The strength of the Green Movement is that its structure is "flat," rather than hierarchical, says the young dual-national, with Mousavi's Facebook page as a nexus through which any citizen can communicate openly and directly with the opposition leadership. "It adheres to the original campaign motto that 'every Iranian is a campaign manager.' Basically, everyone can participate and impact the course of the movement through their contribution."
Mohammad Sadeghi never imagined that the Facebook page he opened in January 2008 would skyrocket to the status it enjoys today.
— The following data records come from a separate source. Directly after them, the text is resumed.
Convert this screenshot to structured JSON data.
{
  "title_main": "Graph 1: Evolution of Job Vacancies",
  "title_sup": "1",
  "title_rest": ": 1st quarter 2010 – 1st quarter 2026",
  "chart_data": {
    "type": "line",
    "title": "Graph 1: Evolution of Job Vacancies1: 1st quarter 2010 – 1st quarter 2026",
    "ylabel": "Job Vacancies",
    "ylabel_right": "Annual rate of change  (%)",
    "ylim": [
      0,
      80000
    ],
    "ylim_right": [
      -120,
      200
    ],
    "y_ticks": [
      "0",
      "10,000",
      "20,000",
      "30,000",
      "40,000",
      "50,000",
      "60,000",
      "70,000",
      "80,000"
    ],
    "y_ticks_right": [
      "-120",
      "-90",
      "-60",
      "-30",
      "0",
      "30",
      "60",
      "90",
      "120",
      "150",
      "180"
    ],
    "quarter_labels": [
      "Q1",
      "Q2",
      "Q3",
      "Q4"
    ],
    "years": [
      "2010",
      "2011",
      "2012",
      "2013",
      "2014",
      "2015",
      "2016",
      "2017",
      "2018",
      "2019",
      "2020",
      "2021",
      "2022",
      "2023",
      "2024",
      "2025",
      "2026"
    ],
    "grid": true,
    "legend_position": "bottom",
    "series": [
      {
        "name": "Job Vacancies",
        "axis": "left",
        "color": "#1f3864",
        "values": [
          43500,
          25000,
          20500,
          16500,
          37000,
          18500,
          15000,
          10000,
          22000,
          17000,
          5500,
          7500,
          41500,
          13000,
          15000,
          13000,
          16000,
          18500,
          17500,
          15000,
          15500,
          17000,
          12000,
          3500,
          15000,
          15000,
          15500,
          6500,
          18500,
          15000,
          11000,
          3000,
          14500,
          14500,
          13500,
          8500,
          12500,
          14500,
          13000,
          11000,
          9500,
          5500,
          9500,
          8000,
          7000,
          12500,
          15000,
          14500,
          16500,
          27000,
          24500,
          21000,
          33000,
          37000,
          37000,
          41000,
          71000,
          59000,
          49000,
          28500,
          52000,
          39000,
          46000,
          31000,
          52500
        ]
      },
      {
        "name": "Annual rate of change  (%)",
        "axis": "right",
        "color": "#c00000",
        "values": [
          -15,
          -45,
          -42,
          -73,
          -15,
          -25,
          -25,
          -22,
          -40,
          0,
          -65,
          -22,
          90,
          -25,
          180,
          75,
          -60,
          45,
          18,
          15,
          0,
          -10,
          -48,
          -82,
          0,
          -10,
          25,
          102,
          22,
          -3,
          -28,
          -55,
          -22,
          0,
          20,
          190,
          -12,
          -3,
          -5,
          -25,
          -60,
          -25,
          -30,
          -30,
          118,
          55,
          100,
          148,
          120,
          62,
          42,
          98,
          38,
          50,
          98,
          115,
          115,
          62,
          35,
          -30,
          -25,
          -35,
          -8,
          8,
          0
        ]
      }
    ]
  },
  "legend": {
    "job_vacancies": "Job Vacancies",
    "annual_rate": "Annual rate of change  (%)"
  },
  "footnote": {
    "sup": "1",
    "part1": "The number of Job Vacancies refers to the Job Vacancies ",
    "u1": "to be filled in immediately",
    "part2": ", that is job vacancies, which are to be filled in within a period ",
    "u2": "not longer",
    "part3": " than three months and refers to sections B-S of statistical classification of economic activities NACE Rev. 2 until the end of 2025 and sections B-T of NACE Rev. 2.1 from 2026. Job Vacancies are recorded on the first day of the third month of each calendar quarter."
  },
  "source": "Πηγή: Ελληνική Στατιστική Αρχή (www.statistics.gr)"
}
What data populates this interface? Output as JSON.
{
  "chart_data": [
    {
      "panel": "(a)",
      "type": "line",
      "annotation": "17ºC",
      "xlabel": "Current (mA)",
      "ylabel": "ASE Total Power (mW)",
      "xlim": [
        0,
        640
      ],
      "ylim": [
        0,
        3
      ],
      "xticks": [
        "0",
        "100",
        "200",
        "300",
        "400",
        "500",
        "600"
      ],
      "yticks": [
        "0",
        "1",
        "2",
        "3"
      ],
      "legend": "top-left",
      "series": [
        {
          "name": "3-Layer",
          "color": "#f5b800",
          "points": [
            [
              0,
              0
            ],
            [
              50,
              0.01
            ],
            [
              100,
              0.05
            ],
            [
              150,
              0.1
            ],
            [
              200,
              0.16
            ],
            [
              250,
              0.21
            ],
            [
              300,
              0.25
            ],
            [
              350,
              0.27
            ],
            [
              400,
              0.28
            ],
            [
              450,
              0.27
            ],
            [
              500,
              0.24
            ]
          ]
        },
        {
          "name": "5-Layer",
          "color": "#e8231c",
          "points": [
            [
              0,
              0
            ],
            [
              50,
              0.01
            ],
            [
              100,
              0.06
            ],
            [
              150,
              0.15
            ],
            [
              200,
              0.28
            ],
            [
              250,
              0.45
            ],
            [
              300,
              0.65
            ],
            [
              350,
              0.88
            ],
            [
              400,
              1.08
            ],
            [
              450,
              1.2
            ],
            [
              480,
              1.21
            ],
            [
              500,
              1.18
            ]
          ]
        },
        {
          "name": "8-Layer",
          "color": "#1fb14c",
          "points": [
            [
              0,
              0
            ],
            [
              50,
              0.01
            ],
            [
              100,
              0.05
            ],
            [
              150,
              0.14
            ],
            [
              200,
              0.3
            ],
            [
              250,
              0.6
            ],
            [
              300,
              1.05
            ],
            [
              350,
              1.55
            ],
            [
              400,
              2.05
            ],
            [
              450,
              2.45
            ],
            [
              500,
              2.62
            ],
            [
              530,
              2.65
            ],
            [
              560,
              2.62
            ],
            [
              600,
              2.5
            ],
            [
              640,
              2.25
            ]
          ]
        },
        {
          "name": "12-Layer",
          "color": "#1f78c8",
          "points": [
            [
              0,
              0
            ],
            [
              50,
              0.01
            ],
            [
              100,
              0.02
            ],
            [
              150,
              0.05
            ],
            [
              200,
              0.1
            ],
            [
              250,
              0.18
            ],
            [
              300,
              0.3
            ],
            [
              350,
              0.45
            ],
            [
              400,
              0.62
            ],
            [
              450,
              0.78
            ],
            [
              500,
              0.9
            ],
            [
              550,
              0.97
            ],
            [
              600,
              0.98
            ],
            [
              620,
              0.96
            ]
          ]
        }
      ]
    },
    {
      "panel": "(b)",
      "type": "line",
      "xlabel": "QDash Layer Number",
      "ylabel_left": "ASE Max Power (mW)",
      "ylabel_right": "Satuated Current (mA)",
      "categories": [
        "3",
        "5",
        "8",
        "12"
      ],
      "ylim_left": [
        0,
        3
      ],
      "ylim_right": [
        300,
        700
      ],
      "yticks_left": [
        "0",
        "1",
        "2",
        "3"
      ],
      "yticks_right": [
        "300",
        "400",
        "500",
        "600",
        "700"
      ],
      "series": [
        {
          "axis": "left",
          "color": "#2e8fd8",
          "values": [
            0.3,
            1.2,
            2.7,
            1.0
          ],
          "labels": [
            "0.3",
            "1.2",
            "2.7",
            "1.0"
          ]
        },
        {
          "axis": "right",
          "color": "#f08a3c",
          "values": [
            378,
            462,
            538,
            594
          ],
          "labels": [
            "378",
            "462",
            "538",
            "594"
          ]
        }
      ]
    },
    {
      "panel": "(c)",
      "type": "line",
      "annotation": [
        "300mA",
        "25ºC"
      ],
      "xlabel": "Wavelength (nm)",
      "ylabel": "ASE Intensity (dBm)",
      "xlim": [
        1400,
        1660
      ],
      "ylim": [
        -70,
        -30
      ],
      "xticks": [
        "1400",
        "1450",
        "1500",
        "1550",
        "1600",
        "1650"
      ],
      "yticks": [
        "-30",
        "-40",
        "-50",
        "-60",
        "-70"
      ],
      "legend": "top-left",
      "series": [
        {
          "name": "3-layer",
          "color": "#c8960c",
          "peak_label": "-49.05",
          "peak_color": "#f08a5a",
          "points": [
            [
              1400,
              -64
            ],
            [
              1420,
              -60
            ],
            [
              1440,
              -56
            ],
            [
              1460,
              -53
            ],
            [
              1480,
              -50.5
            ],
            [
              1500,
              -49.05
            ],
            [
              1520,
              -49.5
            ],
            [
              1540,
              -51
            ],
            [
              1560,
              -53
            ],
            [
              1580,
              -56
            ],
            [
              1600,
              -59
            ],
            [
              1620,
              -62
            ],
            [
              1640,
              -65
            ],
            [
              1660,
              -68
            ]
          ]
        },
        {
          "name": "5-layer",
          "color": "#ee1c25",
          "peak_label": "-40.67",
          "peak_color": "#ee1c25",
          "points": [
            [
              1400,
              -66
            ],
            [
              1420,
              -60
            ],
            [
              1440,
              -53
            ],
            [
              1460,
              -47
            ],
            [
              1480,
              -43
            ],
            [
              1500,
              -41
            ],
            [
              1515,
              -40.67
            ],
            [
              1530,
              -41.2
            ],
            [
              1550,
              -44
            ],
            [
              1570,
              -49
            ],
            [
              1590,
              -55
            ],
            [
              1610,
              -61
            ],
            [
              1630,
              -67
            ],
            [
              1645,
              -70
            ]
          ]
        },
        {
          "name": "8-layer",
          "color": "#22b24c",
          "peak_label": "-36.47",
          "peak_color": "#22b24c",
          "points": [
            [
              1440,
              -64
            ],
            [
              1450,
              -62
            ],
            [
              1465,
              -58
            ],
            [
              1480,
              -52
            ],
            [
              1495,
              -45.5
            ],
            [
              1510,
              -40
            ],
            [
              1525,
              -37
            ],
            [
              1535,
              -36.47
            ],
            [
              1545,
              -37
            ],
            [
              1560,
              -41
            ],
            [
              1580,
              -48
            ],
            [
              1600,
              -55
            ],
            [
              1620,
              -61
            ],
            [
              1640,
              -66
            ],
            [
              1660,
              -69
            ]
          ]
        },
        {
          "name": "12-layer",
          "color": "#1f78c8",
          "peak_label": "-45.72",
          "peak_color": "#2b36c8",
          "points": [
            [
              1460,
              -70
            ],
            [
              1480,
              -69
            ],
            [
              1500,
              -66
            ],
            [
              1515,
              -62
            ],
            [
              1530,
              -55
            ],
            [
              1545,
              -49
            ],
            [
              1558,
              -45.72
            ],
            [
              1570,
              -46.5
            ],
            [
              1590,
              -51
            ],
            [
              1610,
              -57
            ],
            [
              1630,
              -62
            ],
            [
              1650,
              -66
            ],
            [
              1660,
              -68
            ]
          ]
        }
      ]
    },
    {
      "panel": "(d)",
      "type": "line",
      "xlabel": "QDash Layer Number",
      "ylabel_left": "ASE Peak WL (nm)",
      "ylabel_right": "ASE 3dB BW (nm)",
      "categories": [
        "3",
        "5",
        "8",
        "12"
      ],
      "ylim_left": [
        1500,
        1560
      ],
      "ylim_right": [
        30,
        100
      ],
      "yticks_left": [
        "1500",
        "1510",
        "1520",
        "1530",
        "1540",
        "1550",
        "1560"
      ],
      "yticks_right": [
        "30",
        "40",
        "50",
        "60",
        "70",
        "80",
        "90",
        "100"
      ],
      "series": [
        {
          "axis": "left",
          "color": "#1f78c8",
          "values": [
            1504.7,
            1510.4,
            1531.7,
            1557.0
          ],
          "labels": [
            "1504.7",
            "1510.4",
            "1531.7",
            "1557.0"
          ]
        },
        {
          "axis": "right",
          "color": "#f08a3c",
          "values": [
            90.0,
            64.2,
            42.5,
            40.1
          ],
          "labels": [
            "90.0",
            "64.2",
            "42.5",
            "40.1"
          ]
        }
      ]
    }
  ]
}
His primary goals for the 100,000-member-strong page nearly a year later? "First, to be a medium for Mir Hossein Mousavi, who I know to be the true leader of this movement, and to reflect his positions in the absence of access to public media."
"Second, to provide a central meeting point for Mousavi's supporters where they can reflect on news, organize events, pool ideas -- essentially, an online venue for a strong Green presence."